At 2 meters on a side, the GHC provided eight cubic meters of surface area.  However, filled with helium, it held a very low mass and was effectively weightless - thus providing a test bed where the electrostatic forces on its large surfaces theoretically represented the dominant force.

Despite its large-scale replication of these theoretical relationships, the Giant Helium Catom proved to be an ineffective tool for the study of nano scale behaviors.  Because of the effects of inertia, its motion was unpredictable.  In spite of its low mass-to-surface ratio, its moment of inertia caused erratic movement that overwhelmed the binding force of its electrostatic latches and made the devices too cumbersome and slow for the study of motion within an ensemble of catoms.

Lighter Than Air Giant Helium Catom

Although this robot weighs less than 50 grams, its effective mass was closer to 6 kilograms, and it had a center of mass almost 1 meter from its rotation point, which created a very unstable operating condition for the device.  Its initial hinge design could not cope with the torques that resulted.  In motion, the catom twisted and rolled off its axis when there were minute imbalances or wind currents.  Adding additional hinges alleviated those problems.  However, the spring-activated return system actuated ponderously slow payloads.

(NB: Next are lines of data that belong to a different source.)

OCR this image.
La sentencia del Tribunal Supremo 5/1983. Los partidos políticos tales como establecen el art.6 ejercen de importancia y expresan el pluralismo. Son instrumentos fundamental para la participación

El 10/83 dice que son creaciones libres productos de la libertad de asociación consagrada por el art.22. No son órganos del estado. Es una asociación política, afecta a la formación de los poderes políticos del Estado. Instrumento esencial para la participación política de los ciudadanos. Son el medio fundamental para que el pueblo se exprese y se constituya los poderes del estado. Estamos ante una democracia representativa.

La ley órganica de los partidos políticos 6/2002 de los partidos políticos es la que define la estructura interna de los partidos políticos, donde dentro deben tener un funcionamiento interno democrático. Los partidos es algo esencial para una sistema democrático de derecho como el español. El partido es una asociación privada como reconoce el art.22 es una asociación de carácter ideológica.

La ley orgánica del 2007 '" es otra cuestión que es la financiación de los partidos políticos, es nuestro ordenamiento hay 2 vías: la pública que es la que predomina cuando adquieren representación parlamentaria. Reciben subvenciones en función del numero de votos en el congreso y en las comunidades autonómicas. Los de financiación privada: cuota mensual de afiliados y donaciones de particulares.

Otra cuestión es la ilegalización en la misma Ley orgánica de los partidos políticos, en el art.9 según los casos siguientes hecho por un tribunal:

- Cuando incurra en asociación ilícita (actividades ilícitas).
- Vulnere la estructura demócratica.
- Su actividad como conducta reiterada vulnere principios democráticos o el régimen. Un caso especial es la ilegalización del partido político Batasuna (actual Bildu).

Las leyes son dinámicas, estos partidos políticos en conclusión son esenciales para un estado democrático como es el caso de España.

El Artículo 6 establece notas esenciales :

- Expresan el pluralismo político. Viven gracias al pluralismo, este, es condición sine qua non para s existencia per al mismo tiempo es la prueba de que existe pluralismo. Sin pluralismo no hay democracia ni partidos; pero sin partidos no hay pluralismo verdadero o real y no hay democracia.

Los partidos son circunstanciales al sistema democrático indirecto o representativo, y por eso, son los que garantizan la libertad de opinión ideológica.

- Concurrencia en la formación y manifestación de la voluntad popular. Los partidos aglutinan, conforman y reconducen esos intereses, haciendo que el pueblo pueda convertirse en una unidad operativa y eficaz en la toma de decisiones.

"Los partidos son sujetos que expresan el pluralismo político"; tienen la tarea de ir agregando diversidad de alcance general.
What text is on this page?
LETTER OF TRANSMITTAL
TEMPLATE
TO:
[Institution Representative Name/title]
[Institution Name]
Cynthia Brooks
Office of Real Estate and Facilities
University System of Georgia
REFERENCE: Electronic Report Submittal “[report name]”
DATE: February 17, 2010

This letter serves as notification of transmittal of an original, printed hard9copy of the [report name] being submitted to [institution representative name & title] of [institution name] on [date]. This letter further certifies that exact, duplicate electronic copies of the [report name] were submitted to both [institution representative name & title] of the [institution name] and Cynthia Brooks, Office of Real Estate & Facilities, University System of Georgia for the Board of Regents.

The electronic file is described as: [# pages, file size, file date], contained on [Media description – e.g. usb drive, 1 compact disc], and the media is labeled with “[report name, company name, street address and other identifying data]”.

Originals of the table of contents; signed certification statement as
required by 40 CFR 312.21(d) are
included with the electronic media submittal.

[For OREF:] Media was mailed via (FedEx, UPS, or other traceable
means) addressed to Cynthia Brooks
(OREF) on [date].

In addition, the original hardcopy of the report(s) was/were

Even so, experimentation with this design revealed an important lesson about the performance of electrostatic latches.  Although theoretically designed to provide a level of force that would hold the catoms in place, the mating flaps proved to be susceptible to a peeling effect in which points of insufficient contact between the matching sheets of aluminum foil would separate, and these points of separation would then spread, breaking the latch.  

The prototype electrodes were composed of floppy conductors coated with a dielectric material.  Although excited electrodes established a good seal, the flexible conducting surfaces allowed the electrodes to separate under small amounts of external force.  This caused plates to separate and break the latch.  This separation resulted from a peeling of two electrodes from each other at the boundary of their contact.  This happened because of slight irregularities in the degree of separation between the two latching surfaces, which then begin to propagate across the entire boundary of contact and cause the electrodes to peel apart.

Peeling Effect of Electrostatic Sheets
Study of this peeling effect, which is illustrated in the diagram to the left, led to a more robust latch design and the engineering of a passive mechanical reinforcement of the electrostatic latch.  This subsequent design can be seen in the electrostatic latch employed on the cube-shaped modular robot.  

Claytronics research seeks to create modular robots that will operate on a scale - less than one millimeter in diameter - at which mechanical devices have never before been manufactured.  Testing the performance of devices conceived for this micro-scale poses unusual challenges because physical forces whose effects at the macroscale are well understood often reveal unpredictable effects at the micro scale. 

The Giant Helium Catom project didn't produce the results originally intended from its conception.  However, it produced results that gave the claytronics research project the insight that inspired a more effective design for electrostatic latches.